In the choosing of the parts actually to be sung, however, preference should be given to those that are of greater importance and especially to those to be sung by the priest or the deacon or the lector, with the people responding, or by the priest and people together.49
41. All other things being equal, Gregorian chant holds pride of place because it is proper to the Roman Liturgy. Other types of sacred music, in particular polyphony, are in no way excluded, provided that they correspond to the spirit of the liturgical action and that they foster the participation of all the faithful.50
Since faithful from different countries come together ever more frequently, it is fitting that they know how to sing together at least some parts of the Ordinary of the Mass in Latin, especially the Creed and the Lord’s Prayer, set to the simpler melodies.51
On the Nature of Latin and the Preservation of Latin by the Holy See
In the Apostolic Constitution of Pope John XXIII, Veterum Sepentia, on the Promotion of the study of Latin, it states:
The nature of Latin
Of its very nature Latin is most suitable for promoting every form of culture among peoples. It gives rise to no jealousies. It does not favor any one nation, but presents itself with equal impartiality to all and is equally acceptable to all.
Nor must we overlook the characteristic nobility of Latin for mal structure. Its “concise, varied and harmonious style, full of majesty and dignity”4 makes for singular clarity and impressiveness of expression.

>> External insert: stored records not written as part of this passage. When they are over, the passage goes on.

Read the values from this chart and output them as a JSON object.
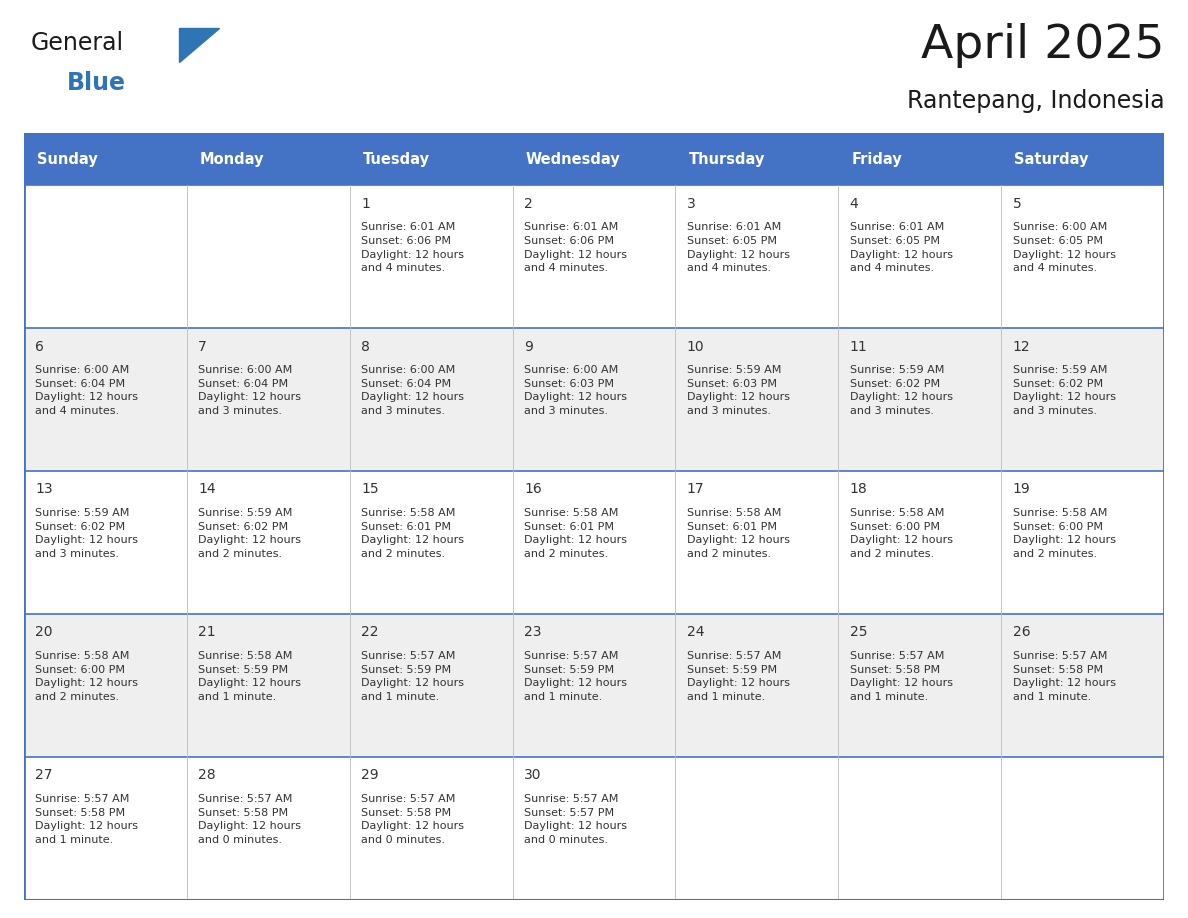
{
  "title": "April 2025",
  "subtitle": "Rantepang, Indonesia",
  "header_bg_color": "#4472C4",
  "header_text_color": "#FFFFFF",
  "header_font_size": 10.5,
  "days_of_week": [
    "Sunday",
    "Monday",
    "Tuesday",
    "Wednesday",
    "Thursday",
    "Friday",
    "Saturday"
  ],
  "title_fontsize": 34,
  "subtitle_fontsize": 17,
  "cell_text_color": "#333333",
  "alt_row_color": "#EFEFEF",
  "white_row_color": "#FFFFFF",
  "border_color": "#4472C4",
  "day_number_fontsize": 10,
  "cell_info_fontsize": 8,
  "logo_general_color": "#1a1a1a",
  "logo_blue_color": "#2E75B6",
  "logo_triangle_color": "#2E75B6",
  "calendar_data": [
    [
      {
        "day": "",
        "info": ""
      },
      {
        "day": "",
        "info": ""
      },
      {
        "day": "1",
        "info": "Sunrise: 6:01 AM\nSunset: 6:06 PM\nDaylight: 12 hours\nand 4 minutes."
      },
      {
        "day": "2",
        "info": "Sunrise: 6:01 AM\nSunset: 6:06 PM\nDaylight: 12 hours\nand 4 minutes."
      },
      {
        "day": "3",
        "info": "Sunrise: 6:01 AM\nSunset: 6:05 PM\nDaylight: 12 hours\nand 4 minutes."
      },
      {
        "day": "4",
        "info": "Sunrise: 6:01 AM\nSunset: 6:05 PM\nDaylight: 12 hours\nand 4 minutes."
      },
      {
        "day": "5",
        "info": "Sunrise: 6:00 AM\nSunset: 6:05 PM\nDaylight: 12 hours\nand 4 minutes."
      }
    ],
    [
      {
        "day": "6",
        "info": "Sunrise: 6:00 AM\nSunset: 6:04 PM\nDaylight: 12 hours\nand 4 minutes."
      },
      {
        "day": "7",
        "info": "Sunrise: 6:00 AM\nSunset: 6:04 PM\nDaylight: 12 hours\nand 3 minutes."
      },
      {
        "day": "8",
        "info": "Sunrise: 6:00 AM\nSunset: 6:04 PM\nDaylight: 12 hours\nand 3 minutes."
      },
      {
        "day": "9",
        "info": "Sunrise: 6:00 AM\nSunset: 6:03 PM\nDaylight: 12 hours\nand 3 minutes."
      },
      {
        "day": "10",
        "info": "Sunrise: 5:59 AM\nSunset: 6:03 PM\nDaylight: 12 hours\nand 3 minutes."
      },
      {
        "day": "11",
        "info": "Sunrise: 5:59 AM\nSunset: 6:02 PM\nDaylight: 12 hours\nand 3 minutes."
      },
      {
        "day": "12",
        "info": "Sunrise: 5:59 AM\nSunset: 6:02 PM\nDaylight: 12 hours\nand 3 minutes."
      }
    ],
    [
      {
        "day": "13",
        "info": "Sunrise: 5:59 AM\nSunset: 6:02 PM\nDaylight: 12 hours\nand 3 minutes."
      },
      {
        "day": "14",
        "info": "Sunrise: 5:59 AM\nSunset: 6:02 PM\nDaylight: 12 hours\nand 2 minutes."
      },
      {
        "day": "15",
        "info": "Sunrise: 5:58 AM\nSunset: 6:01 PM\nDaylight: 12 hours\nand 2 minutes."
      },
      {
        "day": "16",
        "info": "Sunrise: 5:58 AM\nSunset: 6:01 PM\nDaylight: 12 hours\nand 2 minutes."
      },
      {
        "day": "17",
        "info": "Sunrise: 5:58 AM\nSunset: 6:01 PM\nDaylight: 12 hours\nand 2 minutes."
      },
      {
        "day": "18",
        "info": "Sunrise: 5:58 AM\nSunset: 6:00 PM\nDaylight: 12 hours\nand 2 minutes."
      },
      {
        "day": "19",
        "info": "Sunrise: 5:58 AM\nSunset: 6:00 PM\nDaylight: 12 hours\nand 2 minutes."
      }
    ],
    [
      {
        "day": "20",
        "info": "Sunrise: 5:58 AM\nSunset: 6:00 PM\nDaylight: 12 hours\nand 2 minutes."
      },
      {
        "day": "21",
        "info": "Sunrise: 5:58 AM\nSunset: 5:59 PM\nDaylight: 12 hours\nand 1 minute."
      },
      {
        "day": "22",
        "info": "Sunrise: 5:57 AM\nSunset: 5:59 PM\nDaylight: 12 hours\nand 1 minute."
      },
      {
        "day": "23",
        "info": "Sunrise: 5:57 AM\nSunset: 5:59 PM\nDaylight: 12 hours\nand 1 minute."
      },
      {
        "day": "24",
        "info": "Sunrise: 5:57 AM\nSunset: 5:59 PM\nDaylight: 12 hours\nand 1 minute."
      },
      {
        "day": "25",
        "info": "Sunrise: 5:57 AM\nSunset: 5:58 PM\nDaylight: 12 hours\nand 1 minute."
      },
      {
        "day": "26",
        "info": "Sunrise: 5:57 AM\nSunset: 5:58 PM\nDaylight: 12 hours\nand 1 minute."
      }
    ],
    [
      {
        "day": "27",
        "info": "Sunrise: 5:57 AM\nSunset: 5:58 PM\nDaylight: 12 hours\nand 1 minute."
      },
      {
        "day": "28",
        "info": "Sunrise: 5:57 AM\nSunset: 5:58 PM\nDaylight: 12 hours\nand 0 minutes."
      },
      {
        "day": "29",
        "info": "Sunrise: 5:57 AM\nSunset: 5:58 PM\nDaylight: 12 hours\nand 0 minutes."
      },
      {
        "day": "30",
        "info": "Sunrise: 5:57 AM\nSunset: 5:57 PM\nDaylight: 12 hours\nand 0 minutes."
      },
      {
        "day": "",
        "info": ""
      },
      {
        "day": "",
        "info": ""
      },
      {
        "day": "",
        "info": ""
      }
    ]
  ]
}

Preservation of Latin by the Holy See
For these reasons the Apostolic See has always been at pains to preserve Latin, deeming it worthy of being used in the exercise of her teaching authority “as the splendid vesture of her heavenly doctrine and sacred laws.”5 She further requires her sacred ministers to use it, for by so doing they are the better able, wherever they may be, to acquaint themselves with the mind of the Holy See on any matter, and communicate the more easily with Rome and with one another.
Thus the “knowledge and use of this language,” so intimately bound up with the Church’s life, “is important not so much on cultural or literary grounds, as for religious reasons.” These are the words of Our Predecessor Pius XI, who conducted a scientific inquiry into this whole subject, and indicated three qualities of the Latin language which harmonize to a remarkable degree with the Church’s nature. “For the Church, precisely because it embraces all nations and is destined to endure to the end of time … of its very nature requires a language which is universal, immutable, and non-vernacular.”

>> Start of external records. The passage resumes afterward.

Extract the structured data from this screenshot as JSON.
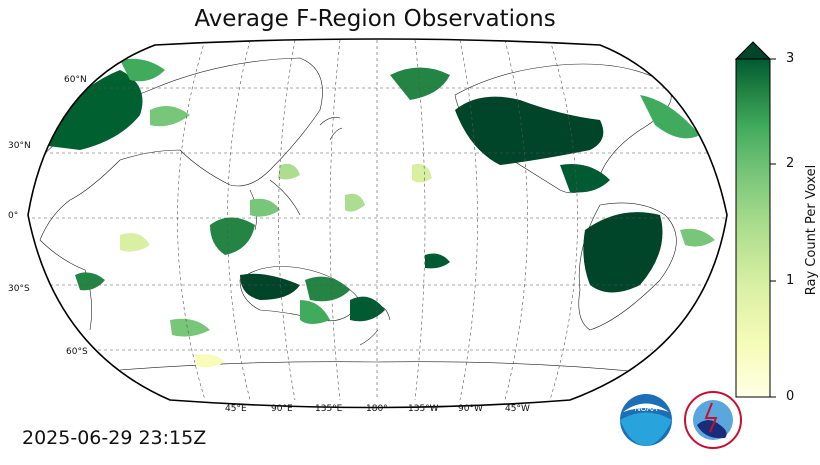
{
  "title": "Average F-Region Observations",
  "timestamp": "2025-06-29 23:15Z",
  "colorbar": {
    "label": "Ray Count Per Voxel",
    "ticks": [
      "0",
      "1",
      "2",
      "3"
    ],
    "low_color": "#ffffe5",
    "high_color": "#004529"
  },
  "lat_labels": [
    "60°N",
    "30°N",
    "0°",
    "30°S",
    "60°S"
  ],
  "lon_labels": [
    "45°E",
    "90°E",
    "135°E",
    "180°",
    "135°W",
    "90°W",
    "45°W"
  ],
  "logos": {
    "noaa": "NOAA",
    "nws": "NATIONAL WEATHER SERVICE"
  },
  "map": {
    "projection": "robinson",
    "central_longitude": 180,
    "grid": true
  }
}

On the Rites and Ceremonies of the Eucharistic Celebration. (Notice the Primary Language Emphasized)
The 1987 Code of Canon Law, Canon 928 states:
Can. 928 The eucharistic celebration is to be carried out in the Latin language or in another language provided that the liturgical texts have been legitimately approved.
On the Preservation of Latin
In the Constitution of the Sacred Liturgy promulgated by Pope Paul VI, Sacrosanctum Concilium, Paragraph 36 and 54 states:
36. 1. Particular law remaining in force, the use of the Latin language is to be preserved in the Latin rites.
54. In Masses which are celebrated with the people, a suitable place may be allotted to their mother tongue. This is to apply in the first place to the readings and “the common prayer,” but also, as local conditions may warrant, to those parts which pertain to the people, according to tho norm laid down in Art. 36 of this Constitution.
Nevertheless steps should be taken so that the faithful may also be able to say or to sing together in Latin those parts of the Ordinary of the Mass which pertain to them.
And wherever a more extended use of the mother tongue within the Mass appears desirable, the regulation laid down in Art. 40 of this Constitution is to be observed.
On the Latin Language in Servant of God John Paul II’s own words
In the Letter, Dominicae Coenae, of the Supreme Pontiff John Paul II on the Mystery and Worship of the Eucharist, Article 10 states:
Article 10: [Latin] which in all the world was an expression of the unity of the Church and through its dignified character elicited a profound sense of the Eucharistic Mystery.
Article 10: The Roman Church has special obligations towards Latin, the splendid language of ancient Rome, and she must manifest them whenever the occasion presents itself.